The lack of visitors this early in the season only added to the pleasure of being able to wander along quiet paths without hindrance. It seemed the most natural thing in the world for them to have their arms around each other. They had been walking and talking for about twenty minutes, although time seemed to have stood still, when they came to a striking stone building. Gordon walked over to it, feeling strangely drawn. He touched the stone lightly with his fingertips and turned to ask Mary what it was.
‘It’s called The Poem ,’ she answered quietly. ‘It’s a mausoleum.’
Gordon shrugged. ‘I can’t escape death even here. He rejoined Mary and they continued walking. ‘I thought I had it all worked out,’ he said. ‘The truth is I was wrong about just about everything.’
‘Does that include John Palmer’s innocence?’ asked Mary, with a sideways glance.

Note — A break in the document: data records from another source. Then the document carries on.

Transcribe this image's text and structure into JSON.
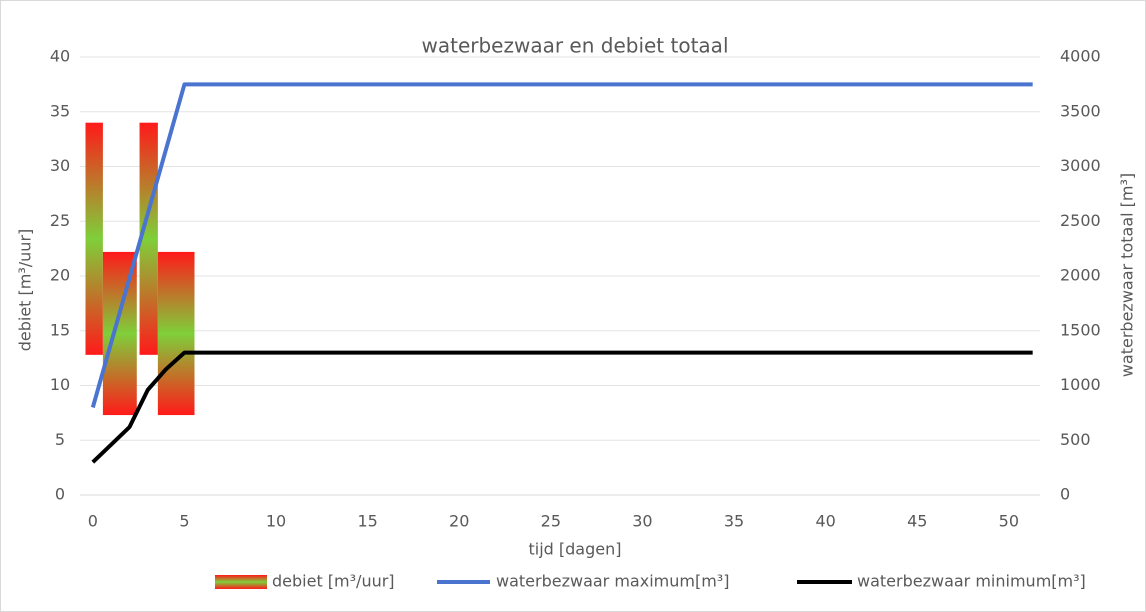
{
  "chart_data": {
    "type": "combo",
    "title": "waterbezwaar en debiet totaal",
    "x_label": "tijd [dagen]",
    "y_label": "debiet [m³/uur]",
    "y2_label": "waterbezwaar totaal [m³]",
    "xlim": [
      -0.7,
      51.7
    ],
    "xticks": [
      0,
      5,
      10,
      15,
      20,
      25,
      30,
      35,
      40,
      45,
      50
    ],
    "ylim": [
      0,
      40
    ],
    "yticks": [
      0,
      5,
      10,
      15,
      20,
      25,
      30,
      35,
      40
    ],
    "y2lim": [
      0,
      4000
    ],
    "y2ticks": [
      0,
      500,
      1000,
      1500,
      2000,
      2500,
      3000,
      3500,
      4000
    ],
    "grid": true,
    "legend": "bottom",
    "bars": {
      "name": "debiet [m³/uur]",
      "colors": [
        "#ff1a1a",
        "#7fcf3a"
      ],
      "x0": [
        -0.4,
        0.55,
        2.55,
        3.55
      ],
      "x1": [
        0.55,
        2.4,
        3.55,
        5.55
      ],
      "low": [
        12.8,
        7.3,
        12.8,
        7.3
      ],
      "high": [
        34,
        22.2,
        34,
        22.2
      ]
    },
    "series": [
      {
        "name": "waterbezwaar maximum[m³]",
        "color": "#4a74d0",
        "axis": "y2",
        "x": [
          0,
          5,
          51.3
        ],
        "values": [
          800,
          3750,
          3750
        ]
      },
      {
        "name": "waterbezwaar minimum[m³]",
        "color": "#000000",
        "axis": "y2",
        "x": [
          0,
          2,
          3,
          4,
          5,
          51.3
        ],
        "values": [
          300,
          620,
          960,
          1150,
          1300,
          1300
        ]
      }
    ]
  }
}
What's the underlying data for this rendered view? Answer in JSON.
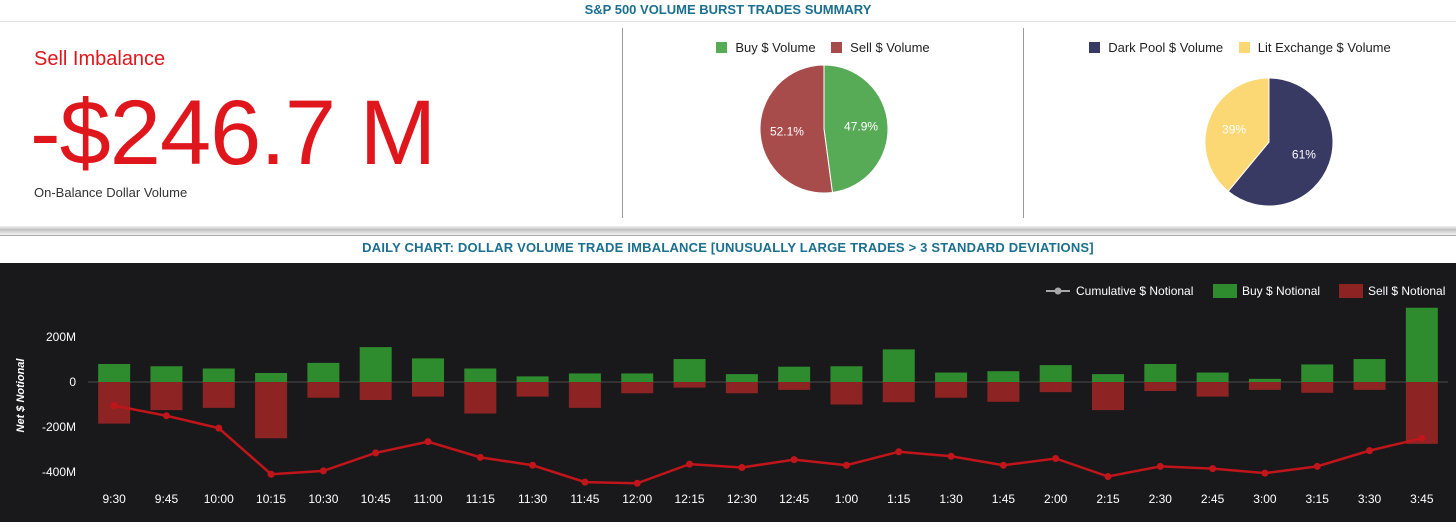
{
  "header": {
    "title": "S&P 500 VOLUME BURST TRADES SUMMARY"
  },
  "kpi": {
    "label": "Sell Imbalance",
    "value": "-$246.7 M",
    "subtitle": "On-Balance Dollar Volume",
    "color": "#e0161d"
  },
  "pie_buy_sell": {
    "legend": [
      {
        "name": "Buy $ Volume",
        "color": "#57ab57"
      },
      {
        "name": "Sell $ Volume",
        "color": "#a84b4b"
      }
    ],
    "slices": [
      {
        "name": "Buy $ Volume",
        "value": 47.9,
        "label": "47.9%",
        "color": "#57ab57"
      },
      {
        "name": "Sell $ Volume",
        "value": 52.1,
        "label": "52.1%",
        "color": "#a84b4b"
      }
    ]
  },
  "pie_venue": {
    "legend": [
      {
        "name": "Dark Pool $ Volume",
        "color": "#383a63"
      },
      {
        "name": "Lit Exchange $ Volume",
        "color": "#fbd874"
      }
    ],
    "slices": [
      {
        "name": "Dark Pool $ Volume",
        "value": 61,
        "label": "61%",
        "color": "#383a63"
      },
      {
        "name": "Lit Exchange $ Volume",
        "value": 39,
        "label": "39%",
        "color": "#fbd874"
      }
    ]
  },
  "chart_title": "DAILY CHART: DOLLAR VOLUME TRADE IMBALANCE [UNUSUALLY LARGE TRADES > 3 STANDARD DEVIATIONS]",
  "chart_data": {
    "type": "bar",
    "categories": [
      "9:30",
      "9:45",
      "10:00",
      "10:15",
      "10:30",
      "10:45",
      "11:00",
      "11:15",
      "11:30",
      "11:45",
      "12:00",
      "12:15",
      "12:30",
      "12:45",
      "1:00",
      "1:15",
      "1:30",
      "1:45",
      "2:00",
      "2:15",
      "2:30",
      "2:45",
      "3:00",
      "3:15",
      "3:30",
      "3:45"
    ],
    "ylabel": "Net $ Notional",
    "ylim": [
      -480,
      340
    ],
    "yticks": [
      200,
      0,
      -200,
      -400
    ],
    "ytick_labels": [
      "200M",
      "0",
      "-200M",
      "-400M"
    ],
    "legend_position": "top-right",
    "legend": [
      {
        "name": "Cumulative $ Notional",
        "color": "#a8a8a8",
        "kind": "line"
      },
      {
        "name": "Buy $ Notional",
        "color": "#2e8b2e",
        "kind": "bar"
      },
      {
        "name": "Sell $ Notional",
        "color": "#8e2323",
        "kind": "bar"
      }
    ],
    "series": [
      {
        "name": "Buy $ Notional",
        "type": "bar",
        "color": "#2e8b2e",
        "values": [
          80,
          70,
          60,
          40,
          85,
          155,
          105,
          60,
          25,
          38,
          38,
          102,
          35,
          68,
          70,
          145,
          42,
          48,
          75,
          35,
          80,
          42,
          14,
          78,
          102,
          330
        ]
      },
      {
        "name": "Sell $ Notional",
        "type": "bar",
        "color": "#8e2323",
        "values": [
          -185,
          -125,
          -115,
          -250,
          -70,
          -80,
          -65,
          -140,
          -65,
          -115,
          -50,
          -25,
          -50,
          -35,
          -100,
          -90,
          -70,
          -88,
          -45,
          -125,
          -40,
          -65,
          -35,
          -48,
          -35,
          -275
        ]
      },
      {
        "name": "Cumulative $ Notional",
        "type": "line",
        "color": "#c0151a",
        "values": [
          -105,
          -150,
          -205,
          -410,
          -395,
          -315,
          -265,
          -335,
          -370,
          -445,
          -450,
          -365,
          -380,
          -345,
          -370,
          -310,
          -330,
          -370,
          -340,
          -420,
          -375,
          -385,
          -405,
          -375,
          -305,
          -250
        ]
      }
    ]
  }
}
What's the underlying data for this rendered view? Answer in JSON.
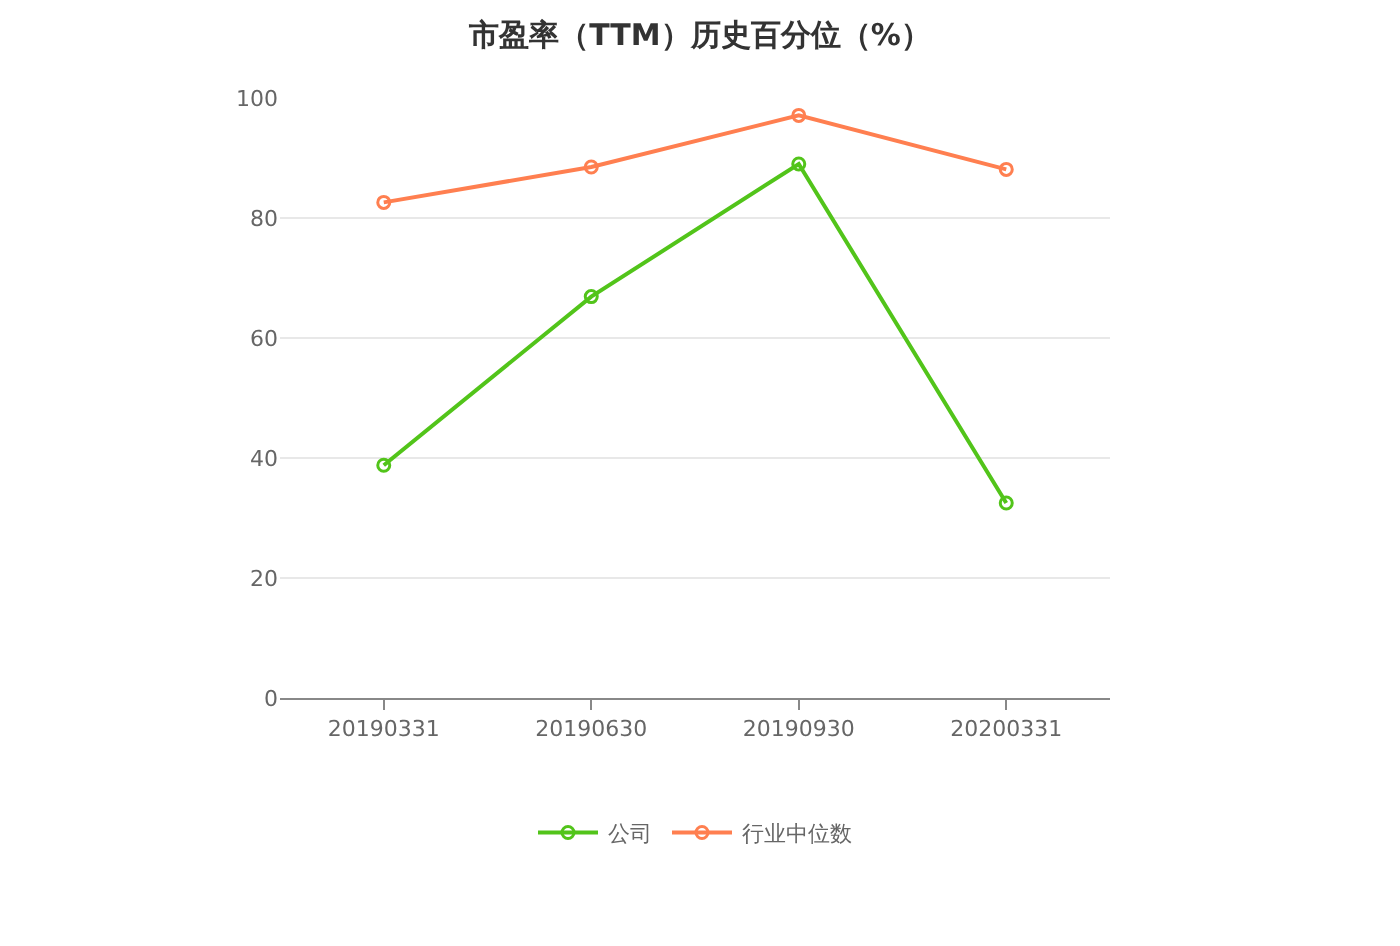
{
  "chart_data": {
    "type": "line",
    "title": "市盈率（TTM）历史百分位（%）",
    "categories": [
      "20190331",
      "20190630",
      "20190930",
      "20200331"
    ],
    "series": [
      {
        "name": "公司",
        "color": "#52c41a",
        "values": [
          38.8,
          66.9,
          89.0,
          32.5
        ]
      },
      {
        "name": "行业中位数",
        "color": "#ff7f50",
        "values": [
          82.6,
          88.5,
          97.1,
          88.1
        ]
      }
    ],
    "ylim": [
      0,
      100
    ],
    "yticks": [
      0,
      20,
      40,
      60,
      80,
      100
    ],
    "grid": "y",
    "legend": "bottom",
    "marker": "circle",
    "line_style": "solid"
  }
}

‘No, he’s innocent all right and I still believe Anne-Marie’s death was connected with what was going on in the IVF clinic, but as for everything else...’
‘You’re being too hard on yourself,’ she said, rubbing the back of his hand.
Gordon shook his head. ‘I was so sure that Thomas was guilty because of what I saw in his lab but we both know I read it all wrong. The man was completely innocent all along. That was unforgivable.’
‘You’re not a professional detective,’ said Mary. ‘But your heart’s in the right place. You were doing what you thought was right. If nothing else, you’ve goaded the police into getting off their backsides at last. Even they must recognise now after two murders that things in the IVF unit are not all above board. Try to look on the positive side.’
Gordon gave Mary’s shoulders a grateful squeeze as they continued walking.
‘What’s bugging you most right now?’
‘Dawes’s death,’ replied Gordon. ‘I thought I’d definitely got it right this time. Dawes was the guilty man — and then we find him dead just like Thomas.’
‘But that doesn’t mean to say he was innocent like Thomas,’ said Mary.
‘True,’ conceded Gordon.
‘Everything you said about Dawes still fits, doesn’t it?’
‘I suppose.’
‘If he was murdered too, it just means there’s another level to this affair. Dawes wasn’t the prime mover after all: there must be someone else involved. Dawes must have panicked when he heard that the police were treating Thomas’s death as murder so he had to be silenced. It might help if we go through it step by step.’